Cubase 6 is actually more customisable than previous versions of the program.
Firstly you can design your own palette of colours by clicking on the Select Colors icon on the toolbar and selecting ‘Select Colors’ at the bottom of the list. This gives you a standard palette selection interface. Once you have set up the colours you need you can save the current set as the program defaults, if you wish. Contrary to what JM mentions above, I don’t think the colours are overly difficult to set up. You might have to spend a bit of time on it but then if we all want something different with colour then it has got to be open-ended. One of the eternal dilemnas of software design - how to keep the thing simulataneously flexible, customisable and easy to use.

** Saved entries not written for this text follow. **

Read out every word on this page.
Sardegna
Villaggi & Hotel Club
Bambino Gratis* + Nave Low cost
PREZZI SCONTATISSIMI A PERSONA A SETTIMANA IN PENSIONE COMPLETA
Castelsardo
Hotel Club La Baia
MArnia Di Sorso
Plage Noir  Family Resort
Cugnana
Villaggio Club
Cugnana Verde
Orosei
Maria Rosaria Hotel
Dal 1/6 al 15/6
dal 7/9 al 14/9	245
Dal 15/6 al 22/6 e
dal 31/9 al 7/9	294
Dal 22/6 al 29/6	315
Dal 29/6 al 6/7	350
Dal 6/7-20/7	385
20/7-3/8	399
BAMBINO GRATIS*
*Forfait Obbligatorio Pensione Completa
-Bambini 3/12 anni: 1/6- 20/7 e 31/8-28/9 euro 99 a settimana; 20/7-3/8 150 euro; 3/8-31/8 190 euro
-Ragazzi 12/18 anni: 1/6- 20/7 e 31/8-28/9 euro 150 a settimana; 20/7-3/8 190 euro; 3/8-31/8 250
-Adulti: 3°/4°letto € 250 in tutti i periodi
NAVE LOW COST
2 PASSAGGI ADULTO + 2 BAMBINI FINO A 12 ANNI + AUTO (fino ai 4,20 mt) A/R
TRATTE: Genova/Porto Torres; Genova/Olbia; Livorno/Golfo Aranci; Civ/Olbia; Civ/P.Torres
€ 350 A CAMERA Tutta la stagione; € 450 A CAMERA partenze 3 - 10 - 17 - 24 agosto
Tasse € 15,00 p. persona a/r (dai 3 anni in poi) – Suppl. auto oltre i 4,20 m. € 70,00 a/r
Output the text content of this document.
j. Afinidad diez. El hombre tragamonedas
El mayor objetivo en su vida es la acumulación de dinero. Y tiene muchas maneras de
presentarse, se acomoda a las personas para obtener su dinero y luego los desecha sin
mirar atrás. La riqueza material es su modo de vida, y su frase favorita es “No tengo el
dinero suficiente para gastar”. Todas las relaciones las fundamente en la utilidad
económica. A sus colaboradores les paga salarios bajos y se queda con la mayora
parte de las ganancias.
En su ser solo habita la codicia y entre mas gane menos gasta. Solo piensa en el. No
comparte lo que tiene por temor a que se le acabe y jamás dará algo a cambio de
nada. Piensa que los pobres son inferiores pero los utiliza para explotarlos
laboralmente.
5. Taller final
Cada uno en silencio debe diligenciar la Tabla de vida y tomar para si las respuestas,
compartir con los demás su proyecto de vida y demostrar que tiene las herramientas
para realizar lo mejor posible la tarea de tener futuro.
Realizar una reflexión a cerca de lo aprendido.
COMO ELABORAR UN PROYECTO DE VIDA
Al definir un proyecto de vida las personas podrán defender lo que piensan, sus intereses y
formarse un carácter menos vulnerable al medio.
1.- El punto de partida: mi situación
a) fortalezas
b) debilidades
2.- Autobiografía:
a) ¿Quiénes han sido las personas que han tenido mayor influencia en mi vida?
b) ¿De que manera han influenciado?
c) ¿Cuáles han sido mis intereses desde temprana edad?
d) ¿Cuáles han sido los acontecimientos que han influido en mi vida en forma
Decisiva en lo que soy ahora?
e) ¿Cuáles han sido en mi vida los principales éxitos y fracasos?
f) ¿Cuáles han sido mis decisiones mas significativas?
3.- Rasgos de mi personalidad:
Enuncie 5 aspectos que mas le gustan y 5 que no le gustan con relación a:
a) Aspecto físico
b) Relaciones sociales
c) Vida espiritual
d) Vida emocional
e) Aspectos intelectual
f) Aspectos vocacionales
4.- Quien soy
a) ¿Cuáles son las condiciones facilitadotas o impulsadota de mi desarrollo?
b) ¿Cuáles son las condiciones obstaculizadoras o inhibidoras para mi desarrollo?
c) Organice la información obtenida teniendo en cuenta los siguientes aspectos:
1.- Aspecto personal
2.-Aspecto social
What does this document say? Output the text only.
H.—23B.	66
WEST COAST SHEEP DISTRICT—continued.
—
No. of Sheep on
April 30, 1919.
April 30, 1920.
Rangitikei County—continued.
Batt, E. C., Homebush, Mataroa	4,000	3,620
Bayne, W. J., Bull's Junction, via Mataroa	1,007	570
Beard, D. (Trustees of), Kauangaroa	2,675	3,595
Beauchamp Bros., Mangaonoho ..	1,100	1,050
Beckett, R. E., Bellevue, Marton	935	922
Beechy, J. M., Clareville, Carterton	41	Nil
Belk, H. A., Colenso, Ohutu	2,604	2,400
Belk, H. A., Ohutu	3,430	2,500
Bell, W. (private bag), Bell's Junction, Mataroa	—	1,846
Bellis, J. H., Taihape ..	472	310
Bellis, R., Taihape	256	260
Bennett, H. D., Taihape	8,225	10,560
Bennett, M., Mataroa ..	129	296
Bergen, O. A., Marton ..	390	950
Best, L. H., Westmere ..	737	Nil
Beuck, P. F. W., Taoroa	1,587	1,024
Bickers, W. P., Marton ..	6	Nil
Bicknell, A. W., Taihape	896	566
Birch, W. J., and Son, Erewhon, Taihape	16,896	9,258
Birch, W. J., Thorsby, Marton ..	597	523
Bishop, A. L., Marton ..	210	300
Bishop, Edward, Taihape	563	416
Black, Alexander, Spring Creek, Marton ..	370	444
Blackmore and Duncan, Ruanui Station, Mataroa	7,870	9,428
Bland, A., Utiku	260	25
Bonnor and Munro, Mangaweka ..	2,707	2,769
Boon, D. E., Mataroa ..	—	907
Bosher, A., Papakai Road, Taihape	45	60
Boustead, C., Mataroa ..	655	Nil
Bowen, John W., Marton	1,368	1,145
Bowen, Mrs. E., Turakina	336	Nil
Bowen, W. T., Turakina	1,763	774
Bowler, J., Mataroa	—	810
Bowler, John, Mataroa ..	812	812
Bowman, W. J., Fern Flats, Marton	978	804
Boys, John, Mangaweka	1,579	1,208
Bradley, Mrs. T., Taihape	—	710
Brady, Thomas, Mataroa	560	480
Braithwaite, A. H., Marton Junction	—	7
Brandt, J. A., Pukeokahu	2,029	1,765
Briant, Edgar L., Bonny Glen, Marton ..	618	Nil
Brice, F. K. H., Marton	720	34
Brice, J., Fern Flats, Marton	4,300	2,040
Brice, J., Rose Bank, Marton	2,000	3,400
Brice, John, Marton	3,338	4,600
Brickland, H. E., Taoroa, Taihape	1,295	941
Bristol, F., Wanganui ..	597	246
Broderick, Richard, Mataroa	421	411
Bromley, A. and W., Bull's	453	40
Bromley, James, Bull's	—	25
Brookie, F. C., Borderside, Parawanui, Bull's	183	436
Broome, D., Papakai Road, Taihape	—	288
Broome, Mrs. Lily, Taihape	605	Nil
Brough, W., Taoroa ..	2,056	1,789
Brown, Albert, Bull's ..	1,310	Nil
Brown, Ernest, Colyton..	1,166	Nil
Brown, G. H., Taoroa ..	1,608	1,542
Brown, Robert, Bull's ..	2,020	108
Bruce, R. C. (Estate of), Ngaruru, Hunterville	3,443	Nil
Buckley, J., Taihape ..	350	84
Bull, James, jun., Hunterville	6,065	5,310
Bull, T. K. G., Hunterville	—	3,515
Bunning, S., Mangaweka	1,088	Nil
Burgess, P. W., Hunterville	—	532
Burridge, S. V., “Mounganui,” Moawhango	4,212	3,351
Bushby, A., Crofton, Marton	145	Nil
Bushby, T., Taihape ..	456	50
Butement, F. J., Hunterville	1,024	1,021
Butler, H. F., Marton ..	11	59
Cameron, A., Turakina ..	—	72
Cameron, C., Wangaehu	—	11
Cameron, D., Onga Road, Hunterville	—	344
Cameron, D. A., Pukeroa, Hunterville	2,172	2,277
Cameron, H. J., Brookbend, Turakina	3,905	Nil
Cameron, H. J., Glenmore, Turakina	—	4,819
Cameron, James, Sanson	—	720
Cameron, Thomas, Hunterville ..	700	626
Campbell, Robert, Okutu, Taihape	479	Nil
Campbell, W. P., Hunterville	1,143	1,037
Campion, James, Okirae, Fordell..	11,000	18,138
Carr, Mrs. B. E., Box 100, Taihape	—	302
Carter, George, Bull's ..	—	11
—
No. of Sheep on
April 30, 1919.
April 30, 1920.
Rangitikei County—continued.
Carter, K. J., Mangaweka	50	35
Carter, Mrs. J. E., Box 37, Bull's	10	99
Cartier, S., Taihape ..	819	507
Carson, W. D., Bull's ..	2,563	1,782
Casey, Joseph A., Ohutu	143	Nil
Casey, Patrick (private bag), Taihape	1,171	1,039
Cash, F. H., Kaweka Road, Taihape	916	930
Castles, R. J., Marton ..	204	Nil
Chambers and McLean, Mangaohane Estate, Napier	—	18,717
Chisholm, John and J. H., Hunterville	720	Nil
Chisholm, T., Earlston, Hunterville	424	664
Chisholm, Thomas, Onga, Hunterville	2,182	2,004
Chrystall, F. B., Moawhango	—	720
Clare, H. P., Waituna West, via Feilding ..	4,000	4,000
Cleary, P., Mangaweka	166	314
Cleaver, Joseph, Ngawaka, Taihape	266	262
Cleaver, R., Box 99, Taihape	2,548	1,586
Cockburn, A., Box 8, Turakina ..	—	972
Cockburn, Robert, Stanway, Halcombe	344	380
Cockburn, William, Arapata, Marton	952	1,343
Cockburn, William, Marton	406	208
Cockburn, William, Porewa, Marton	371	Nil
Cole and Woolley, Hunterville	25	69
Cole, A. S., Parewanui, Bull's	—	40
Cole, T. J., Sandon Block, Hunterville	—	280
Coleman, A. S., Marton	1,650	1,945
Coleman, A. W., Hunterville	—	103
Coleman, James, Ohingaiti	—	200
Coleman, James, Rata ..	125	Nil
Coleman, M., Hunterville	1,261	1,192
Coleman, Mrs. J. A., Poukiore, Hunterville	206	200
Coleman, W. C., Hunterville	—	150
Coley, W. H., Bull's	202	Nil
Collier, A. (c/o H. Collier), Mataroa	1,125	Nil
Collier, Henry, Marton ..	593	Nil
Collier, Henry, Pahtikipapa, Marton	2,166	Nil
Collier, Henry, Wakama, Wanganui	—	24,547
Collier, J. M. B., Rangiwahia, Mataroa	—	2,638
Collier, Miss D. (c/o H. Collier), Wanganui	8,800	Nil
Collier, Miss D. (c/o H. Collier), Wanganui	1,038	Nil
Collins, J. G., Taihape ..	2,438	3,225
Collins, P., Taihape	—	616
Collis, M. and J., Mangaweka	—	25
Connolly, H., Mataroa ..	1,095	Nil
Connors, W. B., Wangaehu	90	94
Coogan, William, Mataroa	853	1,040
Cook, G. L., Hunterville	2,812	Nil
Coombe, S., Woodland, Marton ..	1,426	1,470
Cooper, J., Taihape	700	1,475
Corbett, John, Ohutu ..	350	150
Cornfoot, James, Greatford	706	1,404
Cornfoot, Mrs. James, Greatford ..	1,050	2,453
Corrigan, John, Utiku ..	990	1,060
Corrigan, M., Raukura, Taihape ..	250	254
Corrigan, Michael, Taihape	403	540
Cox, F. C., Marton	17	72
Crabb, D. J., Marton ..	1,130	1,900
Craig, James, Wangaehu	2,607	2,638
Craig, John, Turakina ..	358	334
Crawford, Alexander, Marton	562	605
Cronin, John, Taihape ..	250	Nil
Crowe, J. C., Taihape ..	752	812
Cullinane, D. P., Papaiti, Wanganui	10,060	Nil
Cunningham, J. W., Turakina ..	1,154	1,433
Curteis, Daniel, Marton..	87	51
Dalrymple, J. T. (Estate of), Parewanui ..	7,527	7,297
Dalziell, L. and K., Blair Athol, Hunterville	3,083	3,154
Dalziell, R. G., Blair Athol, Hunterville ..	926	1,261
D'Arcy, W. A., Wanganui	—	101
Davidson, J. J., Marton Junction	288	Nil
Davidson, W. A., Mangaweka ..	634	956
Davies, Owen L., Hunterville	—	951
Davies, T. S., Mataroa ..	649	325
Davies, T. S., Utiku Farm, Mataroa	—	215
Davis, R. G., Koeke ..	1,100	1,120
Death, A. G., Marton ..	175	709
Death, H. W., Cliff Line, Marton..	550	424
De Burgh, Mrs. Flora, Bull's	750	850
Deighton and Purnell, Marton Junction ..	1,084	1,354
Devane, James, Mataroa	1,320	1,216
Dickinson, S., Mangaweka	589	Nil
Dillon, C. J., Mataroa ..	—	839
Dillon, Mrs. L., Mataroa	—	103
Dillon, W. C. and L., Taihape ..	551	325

Next you can manipulate the look of the colours and waveforms in the event display using Preferences / Event Display / Audio. For example setting the waveform brightness slider to minimum gives you a black waveform or setting it to max gives you a white waveform. Setting this slider to around 33% combined with the waveform outline intensity slider set to around 75% gives you a two-tone waveform / backgound colour mix and suits many different colour schemes. You can do similar things with the display of MIDI events.
Preferences also gives you the option to customise the general colour scheme of Cubase and the intensity of various elements of the work area.
So, in my opinion, colour management in Cubase 6 is far more flexible than it used to be. You just have to know how to do it and spend some time setting it up to your own preferences. I think the essential ingredient is the palette of colours you choose in the first place. This can radically alter the look of the events in the display. Admittedly not everyone likes the graduated colour background of the events.